Prancis adalah salah satu dari tujuh negara yang diinstruksikan oleh Komisi Uni Eropa untuk memulai prosedur defisit yang disebut “berlebihan”, langkah pertama dalam sebuah proses panjang sebelum negara anggota manapun bisa dibatasi dan dipaksa untuk mengambil tindakan korektif.
“Kriteria defisit tidak terpenuhi di tujuh negara anggota kami,” kata Wakil Presiden Komisi Uni Eropa Valdis Dombrovskis, menuding Belgia, Prancis, Italia, Hungaria, Malta, Slovakia, dan Polandia, selain Prancis.
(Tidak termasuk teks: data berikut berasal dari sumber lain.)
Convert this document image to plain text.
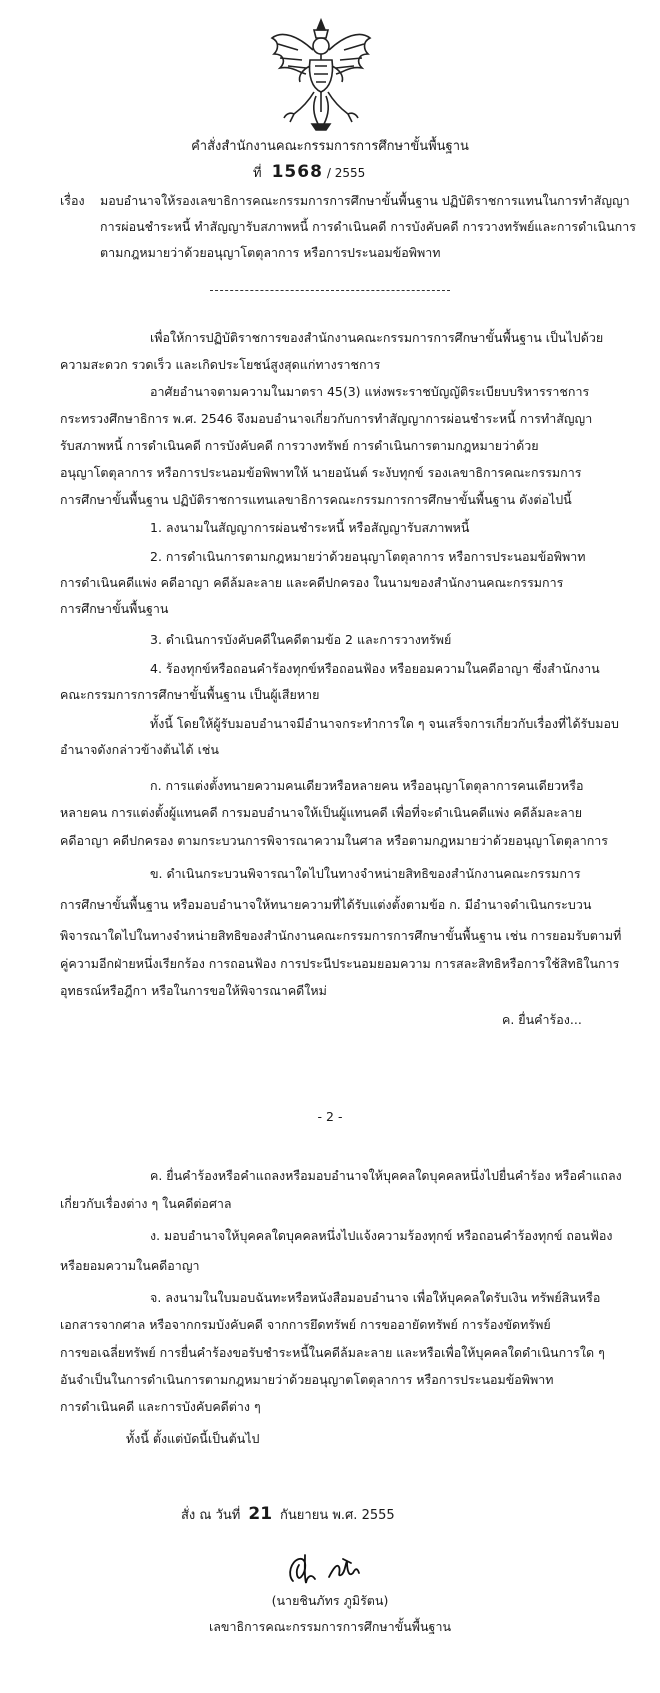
คำสั่งสำนักงานคณะกรรมการการศึกษาขั้นพื้นฐาน
ที่ 1568 / 2555
เรื่อง มอบอำนาจให้รองเลขาธิการคณะกรรมการการศึกษาขั้นพื้นฐาน ปฏิบัติราชการแทนในการทำสัญญา
การผ่อนชำระหนี้ ทำสัญญารับสภาพหนี้ การดำเนินคดี การบังคับคดี การวางทรัพย์และการดำเนินการ
ตามกฎหมายว่าด้วยอนุญาโตตุลาการ หรือการประนอมข้อพิพาท
เพื่อให้การปฏิบัติราชการของสำนักงานคณะกรรมการการศึกษาขั้นพื้นฐาน เป็นไปด้วย
ความสะดวก รวดเร็ว และเกิดประโยชน์สูงสุดแก่ทางราชการ
อาศัยอำนาจตามความในมาตรา 45(3) แห่งพระราชบัญญัติระเบียบบริหารราชการ
กระทรวงศึกษาธิการ พ.ศ. 2546 จึงมอบอำนาจเกี่ยวกับการทำสัญญาการผ่อนชำระหนี้ การทำสัญญา
รับสภาพหนี้ การดำเนินคดี การบังคับคดี การวางทรัพย์ การดำเนินการตามกฎหมายว่าด้วย
อนุญาโตตุลาการ หรือการประนอมข้อพิพาทให้ นายอนันต์ ระงับทุกข์ รองเลขาธิการคณะกรรมการ
การศึกษาขั้นพื้นฐาน ปฏิบัติราชการแทนเลขาธิการคณะกรรมการการศึกษาขั้นพื้นฐาน ดังต่อไปนี้
1. ลงนามในสัญญาการผ่อนชำระหนี้ หรือสัญญารับสภาพหนี้
2. การดำเนินการตามกฎหมายว่าด้วยอนุญาโตตุลาการ หรือการประนอมข้อพิพาท
การดำเนินคดีแพ่ง คดีอาญา คดีล้มละลาย และคดีปกครอง ในนามของสำนักงานคณะกรรมการ
การศึกษาขั้นพื้นฐาน
3. ดำเนินการบังคับคดีในคดีตามข้อ 2 และการวางทรัพย์
4. ร้องทุกข์หรือถอนคำร้องทุกข์หรือถอนฟ้อง หรือยอมความในคดีอาญา ซึ่งสำนักงาน
คณะกรรมการการศึกษาขั้นพื้นฐาน เป็นผู้เสียหาย
ทั้งนี้ โดยให้ผู้รับมอบอำนาจมีอำนาจกระทำการใด ๆ จนเสร็จการเกี่ยวกับเรื่องที่ได้รับมอบ
อำนาจดังกล่าวข้างต้นได้ เช่น
ก. การแต่งตั้งทนายความคนเดียวหรือหลายคน หรืออนุญาโตตุลาการคนเดียวหรือ
หลายคน การแต่งตั้งผู้แทนคดี การมอบอำนาจให้เป็นผู้แทนคดี เพื่อที่จะดำเนินคดีแพ่ง คดีล้มละลาย
คดีอาญา คดีปกครอง ตามกระบวนการพิจารณาความในศาล หรือตามกฎหมายว่าด้วยอนุญาโตตุลาการ
ข. ดำเนินกระบวนพิจารณาใดไปในทางจำหน่ายสิทธิของสำนักงานคณะกรรมการ
การศึกษาขั้นพื้นฐาน หรือมอบอำนาจให้ทนายความที่ได้รับแต่งตั้งตามข้อ ก. มีอำนาจดำเนินกระบวน
พิจารณาใดไปในทางจำหน่ายสิทธิของสำนักงานคณะกรรมการการศึกษาขั้นพื้นฐาน เช่น การยอมรับตามที่
คู่ความอีกฝ่ายหนึ่งเรียกร้อง การถอนฟ้อง การประนีประนอมยอมความ การสละสิทธิหรือการใช้สิทธิในการ
อุทธรณ์หรือฎีกา หรือในการขอให้พิจารณาคดีใหม่
ค. ยื่นคำร้อง...
- 2 -
ค. ยื่นคำร้องหรือคำแถลงหรือมอบอำนาจให้บุคคลใดบุคคลหนึ่งไปยื่นคำร้อง หรือคำแถลง
เกี่ยวกับเรื่องต่าง ๆ ในคดีต่อศาล
ง. มอบอำนาจให้บุคคลใดบุคคลหนึ่งไปแจ้งความร้องทุกข์ หรือถอนคำร้องทุกข์ ถอนฟ้อง
หรือยอมความในคดีอาญา
จ. ลงนามในใบมอบฉันทะหรือหนังสือมอบอำนาจ เพื่อให้บุคคลใดรับเงิน ทรัพย์สินหรือ
เอกสารจากศาล หรือจากกรมบังคับคดี จากการยึดทรัพย์ การขออายัดทรัพย์ การร้องขัดทรัพย์
การขอเฉลี่ยทรัพย์ การยื่นคำร้องขอรับชำระหนี้ในคดีล้มละลาย และหรือเพื่อให้บุคคลใดดำเนินการใด ๆ
อันจำเป็นในการดำเนินการตามกฎหมายว่าด้วยอนุญาตโตตุลาการ หรือการประนอมข้อพิพาท
การดำเนินคดี และการบังคับคดีต่าง ๆ
ทั้งนี้ ตั้งแต่บัดนี้เป็นต้นไป
สั่ง ณ วันที่ 21 กันยายน พ.ศ. 2555
(นายชินภัทร ภูมิรัตน)
เลขาธิการคณะกรรมการการศึกษาขั้นพื้นฐาน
Selama puluhan tahun, Uni Eropa telah menetapkan target bagi negara-negara anggotanya agar tetap menjaga defisit tahunan mereka dalam 3% dari Produk Domestik Bruto dan utang secara keseluruhan dalam 60% dari output. Target-target itu diabaikan ketika itu nyaman, kadang-kadang bahkan oleh negara-negara seperti Jerman dan Prancis, ekonomi terbesar dalam blok tersebut.
Defisit tahunan Prancis mencapai lebih dari 5% tahun lalu.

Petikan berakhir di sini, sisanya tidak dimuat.